On the Bush tax cuts: a quick check of the historical record shows that the tax cuts were sold, initially, on the premise that it was immoral for the government to run a surplus (“it’s your money!”). Give Bush full credit on this one: he solved the ‘what to do with the surplus' issue very quickly. In fact, by the end of Clinton’s second term, economists were worrying about deflation as a consequence of a rapidly dwindling national debt. Suffice to say, we don’t worry about that anymore.
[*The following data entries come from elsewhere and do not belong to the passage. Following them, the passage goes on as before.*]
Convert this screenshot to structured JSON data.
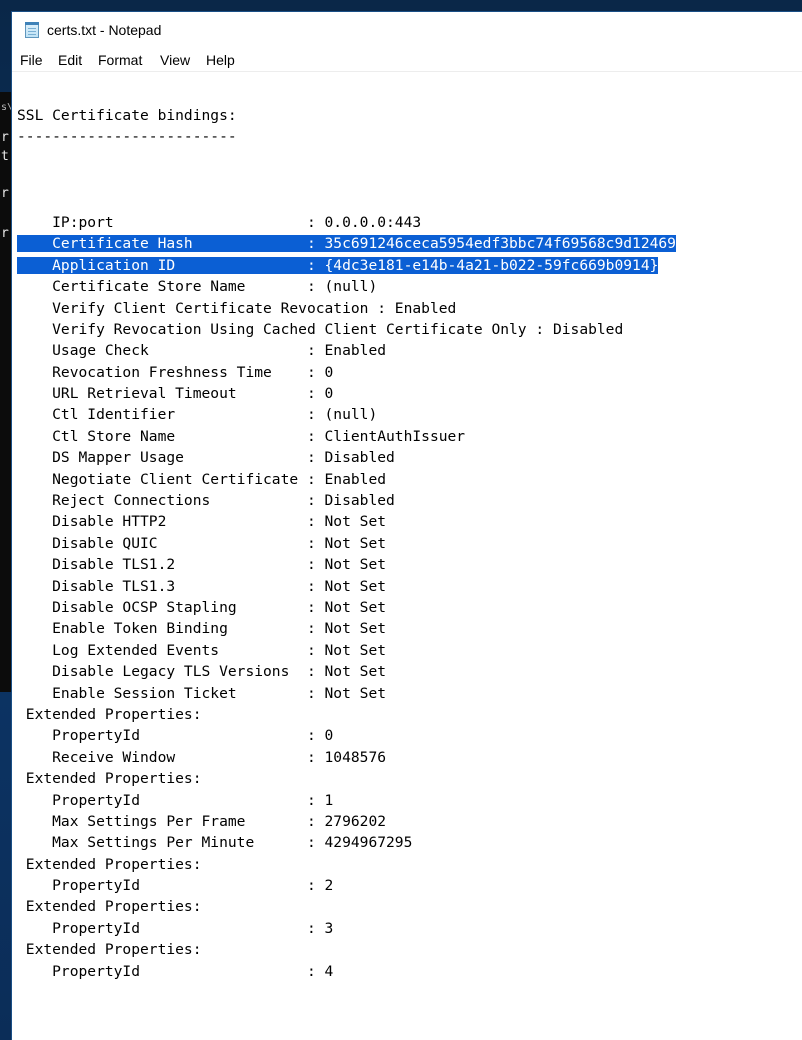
{
  "window": {
    "title": "certs.txt - Notepad"
  },
  "menu": [
    "File",
    "Edit",
    "Format",
    "View",
    "Help"
  ],
  "background_fragments": [
    "s\\",
    "r",
    "t",
    "r",
    "r"
  ],
  "colors": {
    "selection": "#0b5fd4",
    "desktop": "#0d3566"
  },
  "document": {
    "lines": [
      "SSL Certificate bindings:",
      "-------------------------",
      "",
      "",
      "",
      "    IP:port                      : 0.0.0.0:443",
      "    Certificate Hash             : 35c691246ceca5954edf3bbc74f69568c9d12469",
      "    Application ID               : {4dc3e181-e14b-4a21-b022-59fc669b0914}",
      "    Certificate Store Name       : (null)",
      "    Verify Client Certificate Revocation : Enabled",
      "    Verify Revocation Using Cached Client Certificate Only : Disabled",
      "    Usage Check                  : Enabled",
      "    Revocation Freshness Time    : 0",
      "    URL Retrieval Timeout        : 0",
      "    Ctl Identifier               : (null)",
      "    Ctl Store Name               : ClientAuthIssuer",
      "    DS Mapper Usage              : Disabled",
      "    Negotiate Client Certificate : Enabled",
      "    Reject Connections           : Disabled",
      "    Disable HTTP2                : Not Set",
      "    Disable QUIC                 : Not Set",
      "    Disable TLS1.2               : Not Set",
      "    Disable TLS1.3               : Not Set",
      "    Disable OCSP Stapling        : Not Set",
      "    Enable Token Binding         : Not Set",
      "    Log Extended Events          : Not Set",
      "    Disable Legacy TLS Versions  : Not Set",
      "    Enable Session Ticket        : Not Set",
      " Extended Properties:",
      "    PropertyId                   : 0",
      "    Receive Window               : 1048576",
      " Extended Properties:",
      "    PropertyId                   : 1",
      "    Max Settings Per Frame       : 2796202",
      "    Max Settings Per Minute      : 4294967295",
      " Extended Properties:",
      "    PropertyId                   : 2",
      " Extended Properties:",
      "    PropertyId                   : 3",
      " Extended Properties:",
      "    PropertyId                   : 4"
    ],
    "selected_line_indices": [
      6,
      7
    ]
  }
}
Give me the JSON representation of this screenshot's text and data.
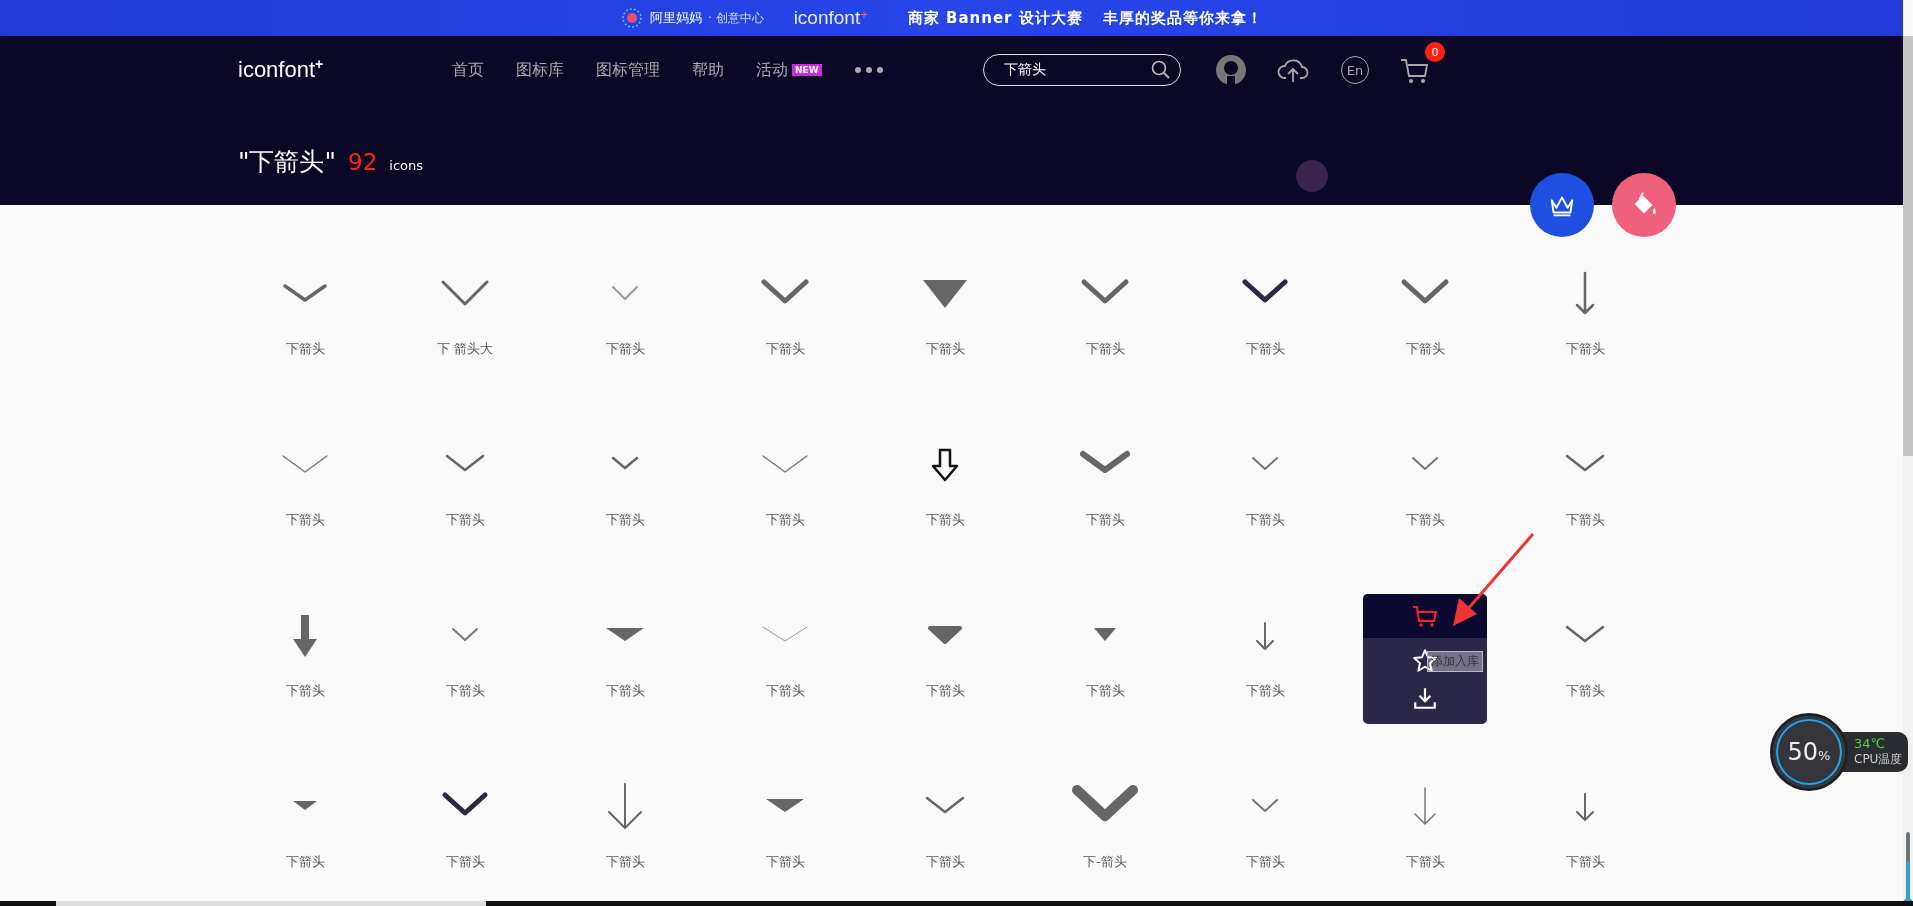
{
  "banner": {
    "brand": "阿里妈妈",
    "subtitle": "· 创意中心",
    "logo": "iconfont",
    "logo_mark": "+",
    "headline": "商家 Banner 设计大赛",
    "tagline": "丰厚的奖品等你来拿！"
  },
  "header": {
    "logo": "iconfont",
    "logo_mark": "+",
    "nav": [
      {
        "label": "首页"
      },
      {
        "label": "图标库"
      },
      {
        "label": "图标管理"
      },
      {
        "label": "帮助"
      },
      {
        "label": "活动",
        "badge": "NEW"
      }
    ],
    "search": {
      "value": "下箭头"
    },
    "language": "En",
    "cart_count": "0"
  },
  "results": {
    "query": "\"下箭头\"",
    "count": "92",
    "unit": "icons"
  },
  "icons": [
    {
      "label": "下箭头",
      "kind": "chevron",
      "hovered": false
    },
    {
      "label": "下 箭头大",
      "kind": "chevron-wide",
      "hovered": false
    },
    {
      "label": "下箭头",
      "kind": "chevron-light",
      "hovered": false
    },
    {
      "label": "下箭头",
      "kind": "chevron-bold",
      "hovered": false
    },
    {
      "label": "下箭头",
      "kind": "triangle",
      "hovered": false
    },
    {
      "label": "下箭头",
      "kind": "chevron-bold",
      "hovered": false
    },
    {
      "label": "下箭头",
      "kind": "chevron-dark",
      "hovered": false
    },
    {
      "label": "下箭头",
      "kind": "chevron-bold",
      "hovered": false
    },
    {
      "label": "下箭头",
      "kind": "arrow",
      "hovered": false
    },
    {
      "label": "下箭头",
      "kind": "chevron-thin",
      "hovered": false
    },
    {
      "label": "下箭头",
      "kind": "chevron-mid",
      "hovered": false
    },
    {
      "label": "下箭头",
      "kind": "chevron-small",
      "hovered": false
    },
    {
      "label": "下箭头",
      "kind": "chevron-thin",
      "hovered": false
    },
    {
      "label": "下箭头",
      "kind": "arrow-outline",
      "hovered": false
    },
    {
      "label": "下箭头",
      "kind": "chevron-heavy",
      "hovered": false
    },
    {
      "label": "下箭头",
      "kind": "chevron-small-thin",
      "hovered": false
    },
    {
      "label": "下箭头",
      "kind": "chevron-small-thin",
      "hovered": false
    },
    {
      "label": "下箭头",
      "kind": "chevron-mid",
      "hovered": false
    },
    {
      "label": "下箭头",
      "kind": "arrow-solid",
      "hovered": false
    },
    {
      "label": "下箭头",
      "kind": "chevron-small-thin",
      "hovered": false
    },
    {
      "label": "下箭头",
      "kind": "triangle-flat",
      "hovered": false
    },
    {
      "label": "下箭头",
      "kind": "chevron-hairline",
      "hovered": false
    },
    {
      "label": "下箭头",
      "kind": "triangle-rounded",
      "hovered": false
    },
    {
      "label": "下箭头",
      "kind": "triangle-small",
      "hovered": false
    },
    {
      "label": "下箭头",
      "kind": "arrow-small",
      "hovered": false
    },
    {
      "hovered": true
    },
    {
      "label": "下箭头",
      "kind": "chevron-mid",
      "hovered": false
    },
    {
      "label": "下箭头",
      "kind": "triangle-flat-small",
      "hovered": false
    },
    {
      "label": "下箭头",
      "kind": "chevron-dark",
      "hovered": false
    },
    {
      "label": "下箭头",
      "kind": "arrow-large",
      "hovered": false
    },
    {
      "label": "下箭头",
      "kind": "triangle-flat",
      "hovered": false
    },
    {
      "label": "下箭头",
      "kind": "chevron-mid",
      "hovered": false
    },
    {
      "label": "下-箭头",
      "kind": "chevron-huge",
      "hovered": false
    },
    {
      "label": "下箭头",
      "kind": "chevron-small-thin",
      "hovered": false
    },
    {
      "label": "下箭头",
      "kind": "arrow-thin",
      "hovered": false
    },
    {
      "label": "下箭头",
      "kind": "arrow-small",
      "hovered": false
    }
  ],
  "hover_tooltip": "添加入库",
  "cpu": {
    "load": "50",
    "unit": "%",
    "temp": "34℃",
    "label": "CPU温度"
  }
}
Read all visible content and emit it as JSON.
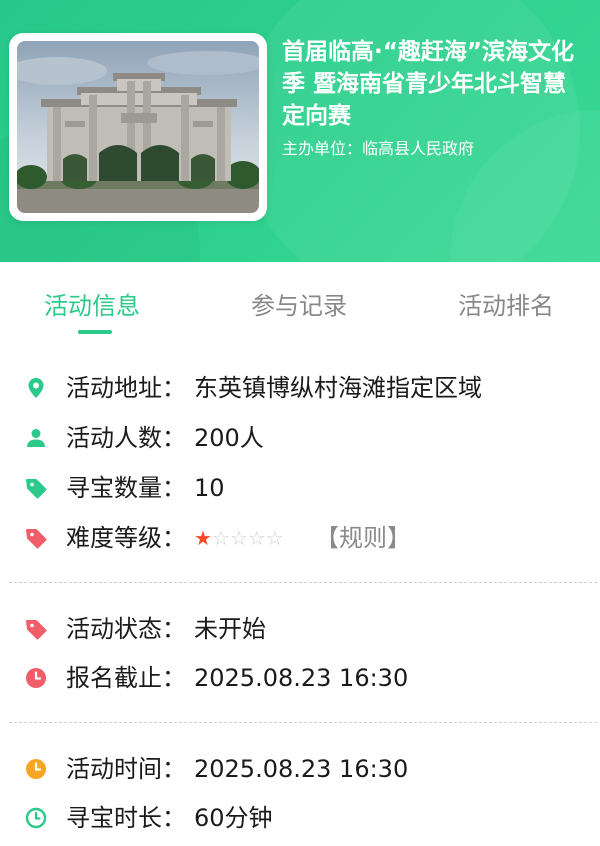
{
  "event": {
    "title": "首届临高·“趣赶海”滨海文化季 暨海南省青少年北斗智慧定向赛",
    "organizer": "主办单位：临高县人民政府"
  },
  "tabs": [
    {
      "label": "活动信息",
      "active": true
    },
    {
      "label": "参与记录",
      "active": false
    },
    {
      "label": "活动排名",
      "active": false
    }
  ],
  "info": {
    "address": {
      "label": "活动地址：",
      "value": "东英镇博纵村海滩指定区域",
      "icon": "location-pin-icon",
      "color": "#2bc98a"
    },
    "participants": {
      "label": "活动人数：",
      "value": "200人",
      "icon": "person-icon",
      "color": "#2bc98a"
    },
    "treasure_count": {
      "label": "寻宝数量：",
      "value": "10",
      "icon": "tag-icon",
      "color": "#2bc98a"
    },
    "difficulty": {
      "label": "难度等级：",
      "rating": 1,
      "max": 5,
      "rule_link": "【规则】",
      "icon": "tag-icon",
      "color": "#f25d6a"
    }
  },
  "status": {
    "state": {
      "label": "活动状态：",
      "value": "未开始",
      "icon": "tag-icon",
      "color": "#f25d6a"
    },
    "deadline": {
      "label": "报名截止：",
      "value": "2025.08.23 16:30",
      "icon": "clock-icon",
      "color": "#f25d6a"
    }
  },
  "timing": {
    "time": {
      "label": "活动时间：",
      "value": "2025.08.23 16:30",
      "icon": "clock-icon",
      "color": "#f5a623"
    },
    "duration": {
      "label": "寻宝时长：",
      "value": "60分钟",
      "icon": "clock-outline-icon",
      "color": "#2bc98a"
    }
  },
  "colors": {
    "primary": "#2bc98a",
    "danger": "#f25d6a",
    "warning": "#f5a623",
    "muted": "#888888"
  }
}
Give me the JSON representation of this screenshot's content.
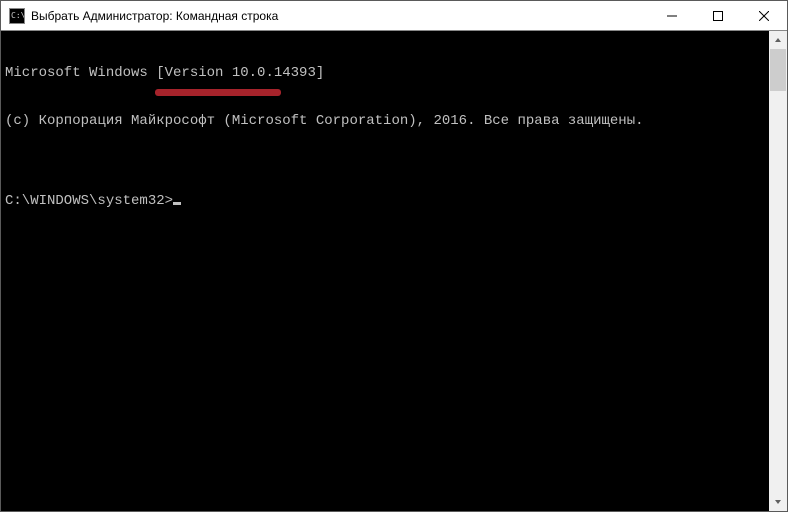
{
  "window": {
    "title": "Выбрать Администратор: Командная строка",
    "icon_text": "C:\\"
  },
  "terminal": {
    "line1": "Microsoft Windows [Version 10.0.14393]",
    "line2": "(c) Корпорация Майкрософт (Microsoft Corporation), 2016. Все права защищены.",
    "blank": "",
    "prompt": "C:\\WINDOWS\\system32>"
  },
  "colors": {
    "underline": "#a6232b",
    "term_fg": "#c0c0c0",
    "term_bg": "#000000"
  }
}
When the recession kicked in (which, in fairness, would have happened under President Gore, too), Bush switched rationales, suddenly becoming a regressive Keynesian. (He later pulled a similar bait-and-switch with the Iraq war. Remember WMD’s?) Bush pushed through tax cuts that take effect in 2007, 2008, and 2009 on the (sudden) argument that they would solve the recession of 2001.
Puh-leeze. The cuts, which really do skew towards the wealthy, have nothing to do with the state of the economy at any given time. They’re motivated by a belief that, in the words of Grover Norquist, the morally right thing to do is to ‘starve the beast.’ (He also had a charming line about ‘drowning it in the bathtub.’) If you disagree, show me the set of circumstances under which Bush would agree to raise taxes. During a boom, to stave off inflation? Nope – he argued for cuts during the Clinton boom. During a recession, to stimulate consumption on the lower end? Nope – he argued for cuts during the recession of 2001. If the cuts had anything to do with economic stimulation, Bush’s support for them would change when the economy did. His support for tax cuts is ideological, not pragmatic. That’s why he’s so willing to change his arguments. He’s a true believer, which negates the need for true facts.
But enough of that. Macroeconomic and political arguments can be found anywhere; my contribution, to the extent I make one, comes from a focus on community colleges specifically.
The long and the short of it is that without a serious change in the prevailing political winds, we won’t be able to count on public subsidies catching up to public needs. If the government kicked in the difference when demand for nursing went up, in recognition that nursing education is truly a public good, the entire issue for us would go away. But I don’t see that happening.
Sorry for such a long post – this topic really touches a nerve for me. If anyone out there has any ideas that might help, PLEASE PLEASE PLEASE share them!